Iconic clothing firm Levi Strauss has finally departed the US, with the closure of its last American plants.
Levi's San Antonio plants are the last in a proud tradition
The closing of two San Antonio factories marks the end of 150 years of making
jeans and other items in the US.
The decision to leave the US, taken last year, is part of Levi's drastic attempt to slash costs in the face of slumping demand for its core products.
The company is farming out all its production to contractors, after closing three Canadian plants in 2004.
San Francisco-based Levi's has endured seven straight years of declining sales.
In 1996, at the peak of its global success, it recorded revenues of $7.1bn (£3.9bn); in 2002, that figure fell to $4.1bn, and the 2003 figure is predicted to be lower still.

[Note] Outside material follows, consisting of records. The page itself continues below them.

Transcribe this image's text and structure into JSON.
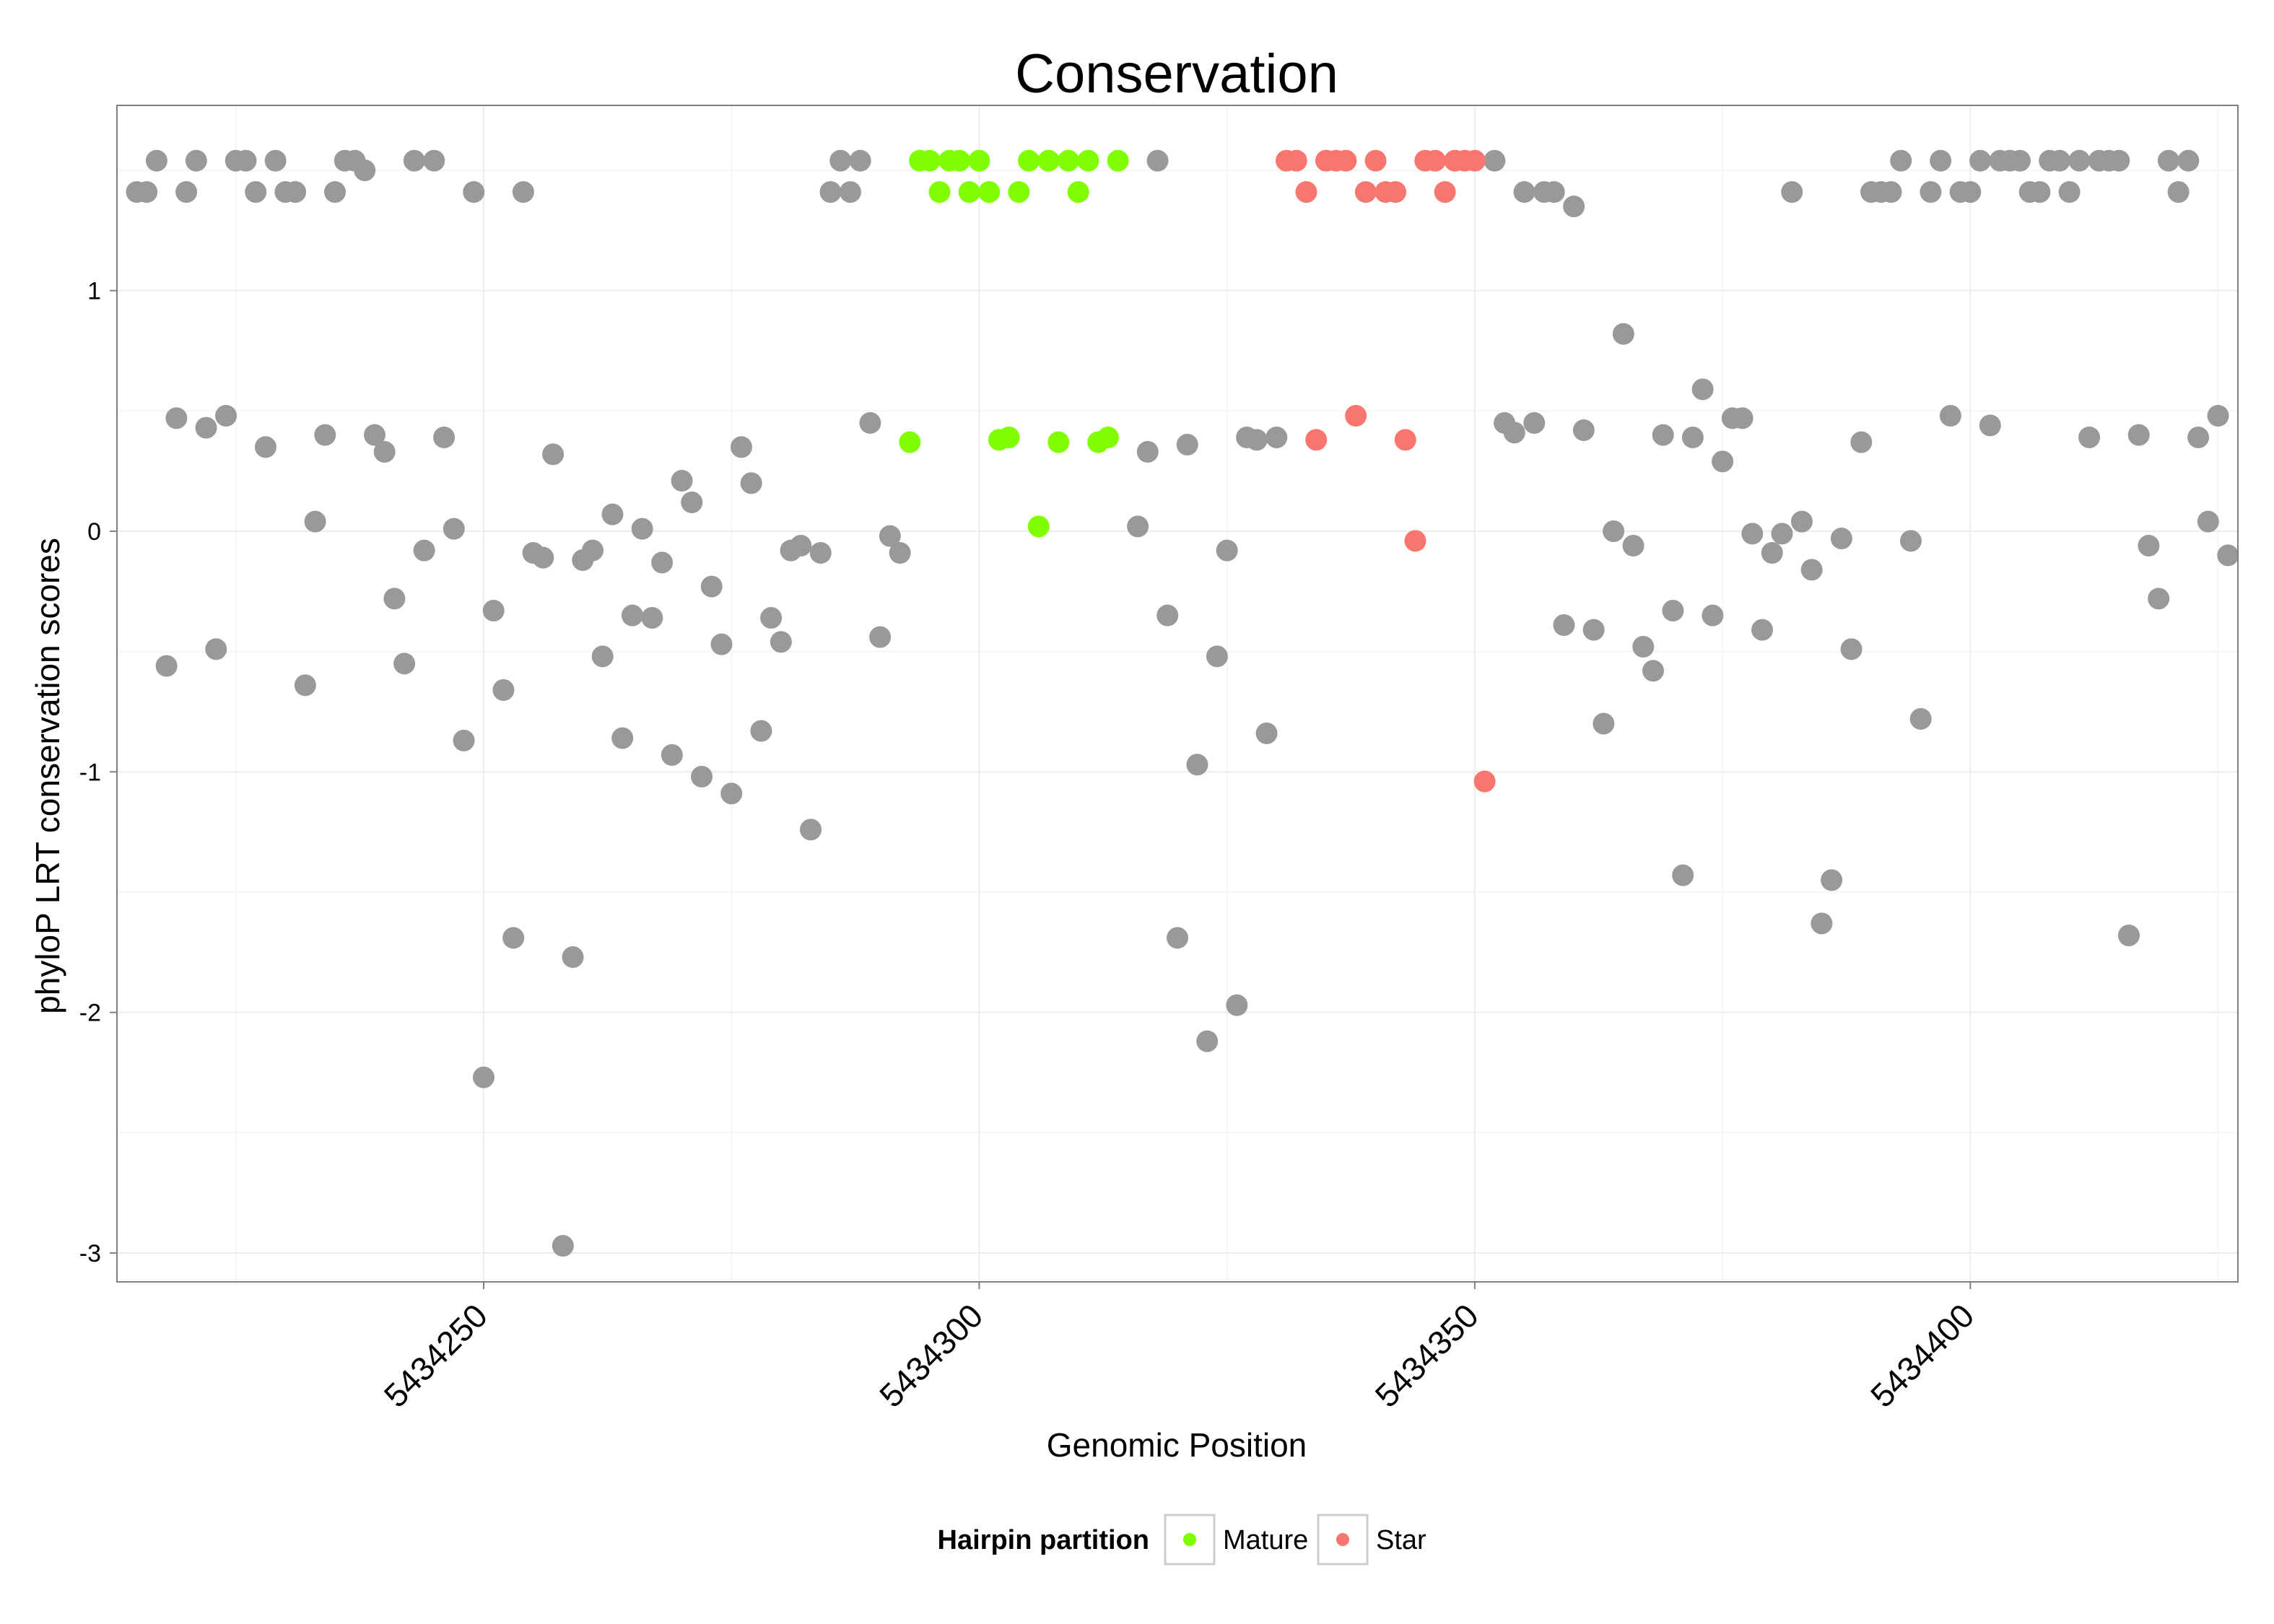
{
  "chart_data": {
    "type": "scatter",
    "title": "Conservation",
    "xlabel": "Genomic Position",
    "ylabel": "phyloP LRT conservation scores",
    "xlim": [
      5434213,
      5434427
    ],
    "ylim": [
      -3.12,
      1.77
    ],
    "x_ticks": [
      5434250,
      5434300,
      5434350,
      5434400
    ],
    "x_tick_labels": [
      "5434250",
      "5434300",
      "5434350",
      "5434400"
    ],
    "y_ticks": [
      -3,
      -2,
      -1,
      0,
      1
    ],
    "y_tick_labels": [
      "-3",
      "-2",
      "-1",
      "0",
      "1"
    ],
    "legend": {
      "title": "Hairpin partition",
      "position": "bottom",
      "entries": [
        {
          "label": "Mature",
          "color": "#7FFF00"
        },
        {
          "label": "Star",
          "color": "#F8766D"
        }
      ]
    },
    "colors": {
      "Other": "#999999",
      "Mature": "#7FFF00",
      "Star": "#F8766D"
    },
    "series": [
      {
        "name": "Other",
        "points": [
          [
            5434215,
            1.41
          ],
          [
            5434216,
            1.41
          ],
          [
            5434217,
            1.54
          ],
          [
            5434218,
            -0.56
          ],
          [
            5434219,
            0.47
          ],
          [
            5434220,
            1.41
          ],
          [
            5434221,
            1.54
          ],
          [
            5434222,
            0.43
          ],
          [
            5434223,
            -0.49
          ],
          [
            5434224,
            0.48
          ],
          [
            5434225,
            1.54
          ],
          [
            5434226,
            1.54
          ],
          [
            5434227,
            1.41
          ],
          [
            5434228,
            0.35
          ],
          [
            5434229,
            1.54
          ],
          [
            5434230,
            1.41
          ],
          [
            5434231,
            1.41
          ],
          [
            5434232,
            -0.64
          ],
          [
            5434233,
            0.04
          ],
          [
            5434234,
            0.4
          ],
          [
            5434235,
            1.41
          ],
          [
            5434236,
            1.54
          ],
          [
            5434237,
            1.54
          ],
          [
            5434238,
            1.5
          ],
          [
            5434239,
            0.4
          ],
          [
            5434240,
            0.33
          ],
          [
            5434241,
            -0.28
          ],
          [
            5434242,
            -0.55
          ],
          [
            5434243,
            1.54
          ],
          [
            5434244,
            -0.08
          ],
          [
            5434245,
            1.54
          ],
          [
            5434246,
            0.39
          ],
          [
            5434247,
            0.01
          ],
          [
            5434248,
            -0.87
          ],
          [
            5434249,
            1.41
          ],
          [
            5434250,
            -2.27
          ],
          [
            5434251,
            -0.33
          ],
          [
            5434252,
            -0.66
          ],
          [
            5434253,
            -1.69
          ],
          [
            5434254,
            1.41
          ],
          [
            5434255,
            -0.09
          ],
          [
            5434256,
            -0.11
          ],
          [
            5434257,
            0.32
          ],
          [
            5434258,
            -2.97
          ],
          [
            5434259,
            -1.77
          ],
          [
            5434260,
            -0.12
          ],
          [
            5434261,
            -0.08
          ],
          [
            5434262,
            -0.52
          ],
          [
            5434263,
            0.07
          ],
          [
            5434264,
            -0.86
          ],
          [
            5434265,
            -0.35
          ],
          [
            5434266,
            0.01
          ],
          [
            5434267,
            -0.36
          ],
          [
            5434268,
            -0.13
          ],
          [
            5434269,
            -0.93
          ],
          [
            5434270,
            0.21
          ],
          [
            5434271,
            0.12
          ],
          [
            5434272,
            -1.02
          ],
          [
            5434273,
            -0.23
          ],
          [
            5434274,
            -0.47
          ],
          [
            5434275,
            -1.09
          ],
          [
            5434276,
            0.35
          ],
          [
            5434277,
            0.2
          ],
          [
            5434278,
            -0.83
          ],
          [
            5434279,
            -0.36
          ],
          [
            5434280,
            -0.46
          ],
          [
            5434281,
            -0.08
          ],
          [
            5434282,
            -0.06
          ],
          [
            5434283,
            -1.24
          ],
          [
            5434284,
            -0.09
          ],
          [
            5434285,
            1.41
          ],
          [
            5434286,
            1.54
          ],
          [
            5434287,
            1.41
          ],
          [
            5434288,
            1.54
          ],
          [
            5434289,
            0.45
          ],
          [
            5434290,
            -0.44
          ],
          [
            5434291,
            -0.02
          ],
          [
            5434292,
            -0.09
          ],
          [
            5434316,
            0.02
          ],
          [
            5434317,
            0.33
          ],
          [
            5434318,
            1.54
          ],
          [
            5434319,
            -0.35
          ],
          [
            5434320,
            -1.69
          ],
          [
            5434321,
            0.36
          ],
          [
            5434322,
            -0.97
          ],
          [
            5434323,
            -2.12
          ],
          [
            5434324,
            -0.52
          ],
          [
            5434325,
            -0.08
          ],
          [
            5434326,
            -1.97
          ],
          [
            5434327,
            0.39
          ],
          [
            5434328,
            0.38
          ],
          [
            5434329,
            -0.84
          ],
          [
            5434330,
            0.39
          ],
          [
            5434352,
            1.54
          ],
          [
            5434353,
            0.45
          ],
          [
            5434354,
            0.41
          ],
          [
            5434355,
            1.41
          ],
          [
            5434356,
            0.45
          ],
          [
            5434357,
            1.41
          ],
          [
            5434358,
            1.41
          ],
          [
            5434359,
            -0.39
          ],
          [
            5434360,
            1.35
          ],
          [
            5434361,
            0.42
          ],
          [
            5434362,
            -0.41
          ],
          [
            5434363,
            -0.8
          ],
          [
            5434364,
            0.0
          ],
          [
            5434365,
            0.82
          ],
          [
            5434366,
            -0.06
          ],
          [
            5434367,
            -0.48
          ],
          [
            5434368,
            -0.58
          ],
          [
            5434369,
            0.4
          ],
          [
            5434370,
            -0.33
          ],
          [
            5434371,
            -1.43
          ],
          [
            5434372,
            0.39
          ],
          [
            5434373,
            0.59
          ],
          [
            5434374,
            -0.35
          ],
          [
            5434375,
            0.29
          ],
          [
            5434376,
            0.47
          ],
          [
            5434377,
            0.47
          ],
          [
            5434378,
            -0.01
          ],
          [
            5434379,
            -0.41
          ],
          [
            5434380,
            -0.09
          ],
          [
            5434381,
            -0.01
          ],
          [
            5434382,
            1.41
          ],
          [
            5434383,
            0.04
          ],
          [
            5434384,
            -0.16
          ],
          [
            5434385,
            -1.63
          ],
          [
            5434386,
            -1.45
          ],
          [
            5434387,
            -0.03
          ],
          [
            5434388,
            -0.49
          ],
          [
            5434389,
            0.37
          ],
          [
            5434390,
            1.41
          ],
          [
            5434391,
            1.41
          ],
          [
            5434392,
            1.41
          ],
          [
            5434393,
            1.54
          ],
          [
            5434394,
            -0.04
          ],
          [
            5434395,
            -0.78
          ],
          [
            5434396,
            1.41
          ],
          [
            5434397,
            1.54
          ],
          [
            5434398,
            0.48
          ],
          [
            5434399,
            1.41
          ],
          [
            5434400,
            1.41
          ],
          [
            5434401,
            1.54
          ],
          [
            5434402,
            0.44
          ],
          [
            5434403,
            1.54
          ],
          [
            5434404,
            1.54
          ],
          [
            5434405,
            1.54
          ],
          [
            5434406,
            1.41
          ],
          [
            5434407,
            1.41
          ],
          [
            5434408,
            1.54
          ],
          [
            5434409,
            1.54
          ],
          [
            5434410,
            1.41
          ],
          [
            5434411,
            1.54
          ],
          [
            5434412,
            0.39
          ],
          [
            5434413,
            1.54
          ],
          [
            5434414,
            1.54
          ],
          [
            5434415,
            1.54
          ],
          [
            5434416,
            -1.68
          ],
          [
            5434417,
            0.4
          ],
          [
            5434418,
            -0.06
          ],
          [
            5434419,
            -0.28
          ],
          [
            5434420,
            1.54
          ],
          [
            5434421,
            1.41
          ],
          [
            5434422,
            1.54
          ],
          [
            5434423,
            0.39
          ],
          [
            5434424,
            0.04
          ],
          [
            5434425,
            0.48
          ],
          [
            5434426,
            -0.1
          ]
        ]
      },
      {
        "name": "Mature",
        "points": [
          [
            5434293,
            0.37
          ],
          [
            5434294,
            1.54
          ],
          [
            5434295,
            1.54
          ],
          [
            5434296,
            1.41
          ],
          [
            5434297,
            1.54
          ],
          [
            5434298,
            1.54
          ],
          [
            5434299,
            1.41
          ],
          [
            5434300,
            1.54
          ],
          [
            5434301,
            1.41
          ],
          [
            5434302,
            0.38
          ],
          [
            5434303,
            0.39
          ],
          [
            5434304,
            1.41
          ],
          [
            5434305,
            1.54
          ],
          [
            5434306,
            0.02
          ],
          [
            5434307,
            1.54
          ],
          [
            5434308,
            0.37
          ],
          [
            5434309,
            1.54
          ],
          [
            5434310,
            1.41
          ],
          [
            5434311,
            1.54
          ],
          [
            5434312,
            0.37
          ],
          [
            5434313,
            0.39
          ],
          [
            5434314,
            1.54
          ]
        ]
      },
      {
        "name": "Star",
        "points": [
          [
            5434331,
            1.54
          ],
          [
            5434332,
            1.54
          ],
          [
            5434333,
            1.41
          ],
          [
            5434334,
            0.38
          ],
          [
            5434335,
            1.54
          ],
          [
            5434336,
            1.54
          ],
          [
            5434337,
            1.54
          ],
          [
            5434338,
            0.48
          ],
          [
            5434339,
            1.41
          ],
          [
            5434340,
            1.54
          ],
          [
            5434341,
            1.41
          ],
          [
            5434342,
            1.41
          ],
          [
            5434343,
            0.38
          ],
          [
            5434344,
            -0.04
          ],
          [
            5434345,
            1.54
          ],
          [
            5434346,
            1.54
          ],
          [
            5434347,
            1.41
          ],
          [
            5434348,
            1.54
          ],
          [
            5434349,
            1.54
          ],
          [
            5434350,
            1.54
          ],
          [
            5434351,
            -1.04
          ]
        ]
      }
    ]
  }
}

Fashion has swung away from Levi's traditional style of jeans, and the company's repeated attempts to reinvent its image have fallen flat.
At the same time, it has been slow to follow the contract-manufacturing trend set by rivals such as Nike during the 1980s and 1990s.
The company has seen its global workforce shrink from
more than 37,000 in 1996 to about 12,000 this year.
In the 1980s, the firm had 63 US plants.
Over half its staff are still in the US, a far higher proportion than is typical among radically globalised multinationals.
Its American workers earned up to $12 an hour for factory-floor jobs, some 10 times more than their counterparts in many developing economies.